Plaintiff would have the Court draw a negative inference from the fact that the paperwork kept by the drivers, on which the number of loads was recorded, was destroyed. I decline to do so, and, in light of the testimony, reject any suggestion that this was somehow improper. Seymour Adelman testified that it is an acceptable practice in the gravel industry for a hauling company driver to discard such tickets after the information has been conveyed to its intended recipient and recorded on another document, and that this procedure was used by his company Testimony of Seymour Adelman, Tr. May 2, 1997, at 338-339. I credit Mr. Adelman's uncontradicted testimony on this point.
Finally, plaintiff points to certain alleged discrepancies in the record keeping and making of payments. See Plaintiff's July 28, 1997, Trial Brief at pages 8-11. Having reviewed the full record, I conclude that any problems that plaintiff claims to have existed were relatively minor anomalies that do not suffice to prove plaintiff's claim on this point.
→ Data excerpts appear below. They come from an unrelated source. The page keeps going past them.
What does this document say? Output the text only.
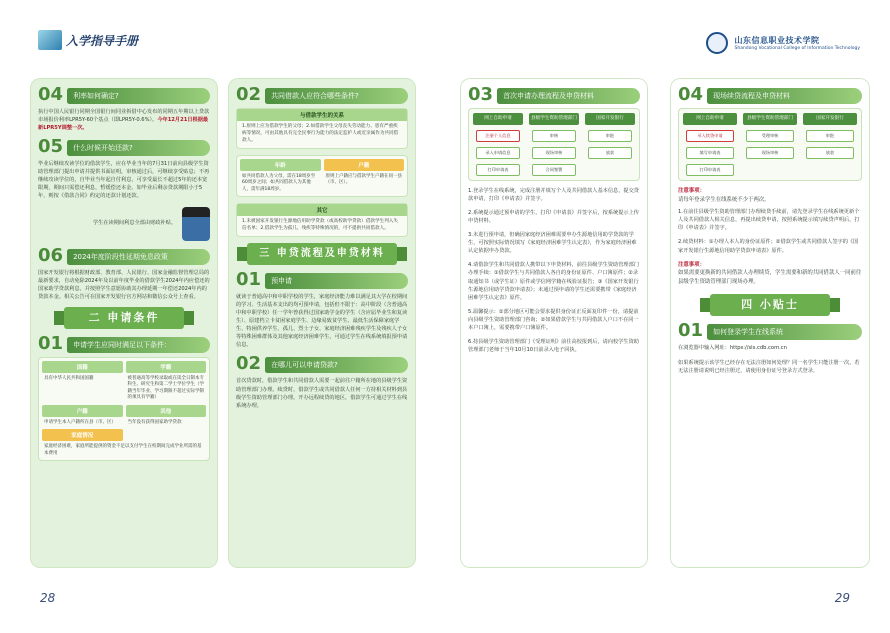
入学指导手册
04	利率如何确定?
执行中国人民银行同期全国银行间同业拆借中心发布的同期五年期以上贷款市场报价利率LPR5Y-60个基点（即LPR5Y-0.6%）。今年12月21日根据最新LPR5Y调整一次。
05	什么时候开始还款?
毕业后继续攻读学位的借款学生，应在毕业当年的7月31日前向县级学生资助管理部门提出申请并提供书面证明，审核通过后，可继续享受贴息；不再继续攻读学位的，自毕业当年起自付利息，可享受最长不超过5年的还本宽限期，期间只需偿还利息，暂缓偿还本金。如毕业后剩余贷款期限小于5年，则按《借款合同》约定的还款计划还款。
学生在读期间利息全部由财政补贴。
06	2024年度阶段性延期免息政策
国家开发银行将根据财政部、教育部、人民银行、国家金融监督管理总局的最新要求，自动免除2024年及以前年度毕业的借款学生2024年内应偿还的国家助学贷款利息，并按照学生意愿协助其办理延期一年偿还2024年内的贷款本金。相关公告可在国家开发银行官方网站和微信公众号上查看。
二 申请条件
01	申请学生应同时满足以下条件：
国籍	学籍
具有中华人民共和国国籍	被普通高等学校录取或在读全日制本专科生、研究生和第二学士学位学生（学籍当年毕业、学习期限不超过实际学制的须具有学籍）
户籍	其他
申请学生本人户籍所在县（市、区）	当年没有获得国家助学贷款
家庭情况
家庭经济困难，家庭所能提供的资金不足以支付学生在校期间完成学业所需的基本费用
02	共同借款人应符合哪些条件?
与借款学生的关系
1.原则上应为借款学生的父母；2.如借款学生父母丧失劳动能力、患有严重疾病等情况，可由其他具有完全民事行为能力的法定监护人或近亲属作为共同借款人。
年龄	户籍
如共同借款人为父母，需在18周岁至60周岁之间；如共同借款人为其他人，需年满18周岁。
原则上户籍应与借款学生户籍在同一县（市、区）。
其它
1.未被国家开发银行生源地信用助学贷款（或高校助学贷款）借款学生列入失信名单；2.借款学生为孤儿、残疾等特殊情况的，可不提供共同借款人。
三 申贷流程及申贷材料
01	预申请
就读于普通高中和中职学校的学生，家庭经济能力难以满足其大学在校期间的学习、生活基本支出的均可预申请，包括但不限于：高中阶段（含普通高中和中职学校）任一学年曾获得过国家助学金的学生（含应届毕业生和复读生）、原建档立卡贫困家庭学生、边缘易致贫学生、最低生活保障家庭学生、特困供养学生、孤儿、烈士子女、家庭经济困难残疾学生及残疾人子女等特殊困难群体及其他家庭经济困难学生，可通过学生在线系统填报预申请信息。
02	在哪儿可以申请贷款?
首次贷款时，借款学生和共同借款人需要一起前往户籍所在地的县级学生资助管理部门办理。续贷时，借款学生或共同借款人任何一方持相关材料到县级学生资助管理部门办理。开办远程续贷的地区，借款学生可通过学生在线系统办理。
28
山东信息职业技术学院
Shandong Vocational College of Information Technology
03	首次申请办理流程及申贷材料
网上自助申请
注册个人信息
录入申请信息
打印申请表
县级学生资助管理部门
审核
现场审核
合同签署
国家开发银行
审批
放款
1.登录学生在线系统，完成注册并填写个人及共同借款人基本信息，提交贷款申请，打印《申请表》并签字。
2.系统提示通过预申请的学生，打印《申请表》并签字后，按系统提示上传申贷材料。
3.未进行预申请，但确因家庭经济困难需要申办生源地信用助学贷款的学生，可按照实际情况填写《家庭经济困难学生认定表》，作为家庭经济困难认定依据申办贷款。
4.请借款学生和共同借款人携带以下申贷材料，前往县级学生资助管理部门办理手续：①借款学生与共同借款人各自的身份证原件、户口簿原件；②录取通知书（或学生证）原件或学信网学籍在线验证报告；③《国家开发银行生源地信用助学贷款申请表》；未通过预申请的学生还需要携带《家庭经济困难学生认定表》原件。
5.温馨提示：①部分地区可能会要求提供身份证正反面复印件一份，请提前向县级学生资助管理部门咨询；②如果借款学生与共同借款人户口不在同一本户口簿上，需要携带户口簿原件。
6.持县级学生资助管理部门《受理证明》前往高校报到后，请向校学生资助管理部门老师于当年10月10日前录入电子回执。
04	现场续贷流程及申贷材料
网上自助申请
录入续贷申请
填写申请表
打印申请表
县级学生资助管理部门
受理审核
现场审核
国家开发银行
审批
放款
注意事项：
请每年登录学生在线系统不少于两次。
1.在前往县级学生资助管理部门办理续贷手续前，请先登录学生在线系统更新个人及共同借款人相关信息，再提出续贷申请，按照系统提示填写续贷声明后，打印《申请表》并签字。
2.续贷材料：①办理人本人的身份证原件；②借款学生或共同借款人签字的《国家开发银行生源地信用助学贷款申请表》原件。
注意事项：
如果需要更换新的共同借款人办理续贷，学生需要和新的共同借款人一同前往县级学生资助管理部门现场办理。
四 小贴士
01	如何登录学生在线系统
在浏览器中输入网址：https://sls.cdb.com.cn
如果系统提示该学生已经存在无法注册如何处理？同一名学生只能注册一次，若无法注册请说明已经注册过，请使用身份证号登录方式登录。
29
In actuality, plaintiff's claim that the records were not accurately kept is a subcategory of his claim that the records that were kept did not accurately reflect the amount of gravel removed from the site. On review of the full record, I find that plaintiff has failed to prove by a preponderance of the evidence that Mr. Barber failed to accurately maintain the records as he said he would.
Summary and Conclusion
The troubling possibility exists that plaintiff has been deprived of proper payment for an undetermined amount of crushed gravel which he owned. But having considered the full record, I conclude that plaintiff has failed to prove the essential allegations in the complaint by a preponderance of the evidence with respect to the defendants against whom suit has been brought in this case. I conclude that plaintiff has failed to prove he was damaged as alleged. Moreover, the proof produced at trial was, in my view, too speculative to support an award of damages in any event. See, e.g., Rodney Davis Contractor, Inc. v. Sally R.Hungerford, judicial district of Middlesex at Middletown, Docket No. CV-95-0075933-S (June 4, 1996). Consequently, for the reasons CT Page 8885 stated above, judgment may enter for the defendants on all three counts of the amended complaint.